Andrea Sattler ist seit 20 Jahren Bäuerin im Vollerwerb auf einem konventionell geführten Hof. Gemeinsam mit ihrem Gatten und ihrem Sohn bewirtschaftet sie etwa 75 Hektar Nutzfläche. Die Betriebsmaxime lautet die beste Qualität so günstig wie möglich zu erzeugen, da der Konsument nicht bereit sei, einen höheren Preis zu zahlen. Sie kritisiert, dass in der Werbung ein Bild von der Tätigkeit und dem Umfeld des Bauern gezeigt wird, dass mit der Realität nicht überein stimmt. Sie fordert Aufklärung für den Konsumenten.

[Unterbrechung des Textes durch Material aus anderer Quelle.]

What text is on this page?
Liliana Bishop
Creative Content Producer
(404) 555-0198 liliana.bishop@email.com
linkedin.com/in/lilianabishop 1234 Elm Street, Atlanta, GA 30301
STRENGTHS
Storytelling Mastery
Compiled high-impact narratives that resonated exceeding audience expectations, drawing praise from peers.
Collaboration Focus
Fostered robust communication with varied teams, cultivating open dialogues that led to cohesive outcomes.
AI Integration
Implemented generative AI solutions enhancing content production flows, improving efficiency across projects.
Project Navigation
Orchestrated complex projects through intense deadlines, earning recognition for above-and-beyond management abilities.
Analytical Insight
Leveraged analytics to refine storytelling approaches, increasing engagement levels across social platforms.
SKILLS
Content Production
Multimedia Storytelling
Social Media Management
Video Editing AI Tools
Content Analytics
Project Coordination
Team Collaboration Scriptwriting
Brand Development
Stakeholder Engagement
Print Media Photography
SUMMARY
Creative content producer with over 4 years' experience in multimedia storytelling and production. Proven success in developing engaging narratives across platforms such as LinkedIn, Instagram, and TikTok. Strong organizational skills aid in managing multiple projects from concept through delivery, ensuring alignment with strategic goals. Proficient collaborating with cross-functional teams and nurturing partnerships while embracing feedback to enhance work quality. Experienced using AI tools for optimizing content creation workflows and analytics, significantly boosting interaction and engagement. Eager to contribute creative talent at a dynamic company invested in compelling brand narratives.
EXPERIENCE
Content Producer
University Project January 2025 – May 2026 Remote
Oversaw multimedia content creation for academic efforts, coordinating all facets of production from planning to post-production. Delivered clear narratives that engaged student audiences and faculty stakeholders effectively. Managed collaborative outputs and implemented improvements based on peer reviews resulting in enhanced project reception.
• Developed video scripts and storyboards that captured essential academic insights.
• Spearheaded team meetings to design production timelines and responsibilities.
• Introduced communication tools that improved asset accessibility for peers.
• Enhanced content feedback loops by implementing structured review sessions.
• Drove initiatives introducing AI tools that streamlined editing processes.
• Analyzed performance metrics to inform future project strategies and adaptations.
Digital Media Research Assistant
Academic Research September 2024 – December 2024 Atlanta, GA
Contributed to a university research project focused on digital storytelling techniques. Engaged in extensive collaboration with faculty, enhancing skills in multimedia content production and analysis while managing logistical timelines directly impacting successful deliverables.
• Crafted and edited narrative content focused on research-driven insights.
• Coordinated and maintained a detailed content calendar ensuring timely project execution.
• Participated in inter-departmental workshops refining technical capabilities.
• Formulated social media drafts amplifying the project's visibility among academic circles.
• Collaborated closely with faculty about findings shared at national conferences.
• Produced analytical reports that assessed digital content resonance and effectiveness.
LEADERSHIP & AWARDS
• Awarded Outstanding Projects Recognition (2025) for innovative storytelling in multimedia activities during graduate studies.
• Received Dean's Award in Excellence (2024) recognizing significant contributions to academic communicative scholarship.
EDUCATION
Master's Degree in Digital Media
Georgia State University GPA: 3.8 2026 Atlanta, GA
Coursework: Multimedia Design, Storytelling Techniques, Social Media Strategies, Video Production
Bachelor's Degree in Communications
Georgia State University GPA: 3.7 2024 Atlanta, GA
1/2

Andrea Leichtfried führt ein 6,5 Hektar große Biolandwirtschaft im Nebenerwerb. Bei ihrem Direktverkauf in Waidhofen trifft sie durchaus auf Kunden, die höhere Preise zahlen würden. Allerdings bedient sie auch eine Klientel, die meist jünger ist und einen bewussten Umgang mit Lebensmittel hat. Sie ist überzeugt, dass man schon bei den Kindern diesen bewussten Umgang mit Lebensmitteln anerziehen kann.

Claus Holla von Bio-Austria berichtet von Kopenhagen (Dänemark), wo in der Gastronomie des öffentlichen Raums ein Bioanteil von 95 Prozent herrscht. Wien kommt in den öffentlichen Großküchen gerade auf einen Bioanteil von 30 Prozent. Geld sei der Hauptgrund für diese niedrige Quote. Für die Tagesverpflegung einer Person mit fünf Mahlzeiten und Getränken stehen gerade 3,55 Euro zur Verfügung. Nächstes Jahr wird diese Betrag um 4 Cent angehoben.

Ernst Gassner, Geschäftsführer des Weltladen Amstetten, berichtet von etwa 800 Millionen hungernden und 1,9 Milliarden übergewichtigen Menschen auf der Welt. 70 Prozent der Lebensmittel werden in kleinbäuerlichen Strukturen erwirtschaftet.

Ingrid Kaubeck, Betreiberin der Adeg Filiale in St.Peter/Au war als einzige aller regionalen Vertretungen der umliegenden Handelsketten zum Vortrag gekommen. Sie appelliert unter Beifall an die Bürgermeister, die regionalen Märkte zu unterstützen.